The statute gives four examples of reasonable accommodations: acquisition or modification of equipment or devices; more frequent or longer break periods or periodic rest; assistance with manual labor; and modification of work schedules or job assignments.
The only exception is where a reasonable accommodation “imposes an undue hardship on the operation of the business of an employer.” The law defines an undue hardship as one where the reasonable accommodation requires significant difficulty or expense.

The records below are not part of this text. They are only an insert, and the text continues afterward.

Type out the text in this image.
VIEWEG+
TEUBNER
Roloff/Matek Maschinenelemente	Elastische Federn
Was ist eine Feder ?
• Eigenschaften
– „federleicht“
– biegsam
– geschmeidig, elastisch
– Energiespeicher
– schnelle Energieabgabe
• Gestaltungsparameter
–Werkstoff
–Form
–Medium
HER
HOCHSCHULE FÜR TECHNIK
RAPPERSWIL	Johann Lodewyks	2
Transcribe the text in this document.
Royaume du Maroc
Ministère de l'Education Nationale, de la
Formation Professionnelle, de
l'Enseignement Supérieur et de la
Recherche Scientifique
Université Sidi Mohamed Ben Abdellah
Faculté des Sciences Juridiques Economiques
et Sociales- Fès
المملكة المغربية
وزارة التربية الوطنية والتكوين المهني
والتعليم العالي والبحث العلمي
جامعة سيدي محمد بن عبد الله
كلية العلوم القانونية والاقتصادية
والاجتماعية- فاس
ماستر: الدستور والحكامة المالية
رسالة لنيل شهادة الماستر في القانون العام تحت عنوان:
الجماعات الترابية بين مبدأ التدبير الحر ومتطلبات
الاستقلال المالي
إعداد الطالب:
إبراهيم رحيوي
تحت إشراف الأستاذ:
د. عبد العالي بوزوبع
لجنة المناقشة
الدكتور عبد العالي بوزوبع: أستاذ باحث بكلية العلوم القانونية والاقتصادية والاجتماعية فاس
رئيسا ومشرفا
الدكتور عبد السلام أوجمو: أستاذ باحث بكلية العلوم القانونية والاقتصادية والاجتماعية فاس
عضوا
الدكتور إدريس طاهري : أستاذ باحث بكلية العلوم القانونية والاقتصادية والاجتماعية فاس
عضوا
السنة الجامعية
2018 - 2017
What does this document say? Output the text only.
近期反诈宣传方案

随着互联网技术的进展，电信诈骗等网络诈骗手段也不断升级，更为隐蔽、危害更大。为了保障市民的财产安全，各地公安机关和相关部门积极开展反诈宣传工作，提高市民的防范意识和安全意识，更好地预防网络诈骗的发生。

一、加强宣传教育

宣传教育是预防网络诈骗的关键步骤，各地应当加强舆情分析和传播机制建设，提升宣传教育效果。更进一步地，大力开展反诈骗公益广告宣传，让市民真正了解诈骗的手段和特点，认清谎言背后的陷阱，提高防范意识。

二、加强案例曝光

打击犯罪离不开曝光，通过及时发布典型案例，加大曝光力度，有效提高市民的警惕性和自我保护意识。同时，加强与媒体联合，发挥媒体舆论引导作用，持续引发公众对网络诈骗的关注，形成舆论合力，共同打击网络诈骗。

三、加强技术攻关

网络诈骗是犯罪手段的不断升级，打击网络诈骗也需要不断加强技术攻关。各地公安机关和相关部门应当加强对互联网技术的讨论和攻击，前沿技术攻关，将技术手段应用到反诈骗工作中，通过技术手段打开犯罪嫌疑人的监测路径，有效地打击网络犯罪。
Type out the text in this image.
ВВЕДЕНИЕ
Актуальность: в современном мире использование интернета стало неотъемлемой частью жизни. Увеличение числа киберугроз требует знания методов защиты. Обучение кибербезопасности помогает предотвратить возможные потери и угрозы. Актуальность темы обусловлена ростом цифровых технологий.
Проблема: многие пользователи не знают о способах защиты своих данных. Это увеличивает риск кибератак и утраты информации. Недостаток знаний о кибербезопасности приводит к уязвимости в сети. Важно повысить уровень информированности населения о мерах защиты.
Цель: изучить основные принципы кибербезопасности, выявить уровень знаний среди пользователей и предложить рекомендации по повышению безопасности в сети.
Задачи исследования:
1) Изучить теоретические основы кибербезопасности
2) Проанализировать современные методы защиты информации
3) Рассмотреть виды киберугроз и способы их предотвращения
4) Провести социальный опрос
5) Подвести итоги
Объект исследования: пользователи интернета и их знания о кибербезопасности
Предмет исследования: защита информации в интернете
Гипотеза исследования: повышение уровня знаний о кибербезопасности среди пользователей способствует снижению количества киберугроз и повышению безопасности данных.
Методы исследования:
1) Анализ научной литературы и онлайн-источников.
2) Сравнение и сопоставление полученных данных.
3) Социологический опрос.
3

Whether a reasonable accommodation requires significant difficulty or expense is determined by considering the following factors:
* The nature and the cost of the accommodation needed;
* The overall financial resources of the facility (or facilities) involved in the provision of the accommodation, the number of persons employed at the facility and the effect on expenses and resources or other impacts on the operation of the facility caused by the accommodation;
* The overall financial resources of the employer, the overall size of the business of the employer with respect to the number of its employees and the number, type and location of the employer’s facilities; and
* The type of operations conducted by the employer, including the composition, structure and functions of the workforce of the employer and the geographic separateness and administrative or fiscal relationship of the facility or facilities in question to the employer.
In addition to providing reasonable accommodation, employers must provide written notification of the Employer Accommodation for Pregnancy Act to each new hire at the time of hire, pre-existing employees within 180 days of the Act’s effective date (i.e., by June 29, 2020), and any employee who notifies the employer of a pregnancy within 10 days.
Each covered employer must also post a notification in a conspicuous and accessible location on its premises.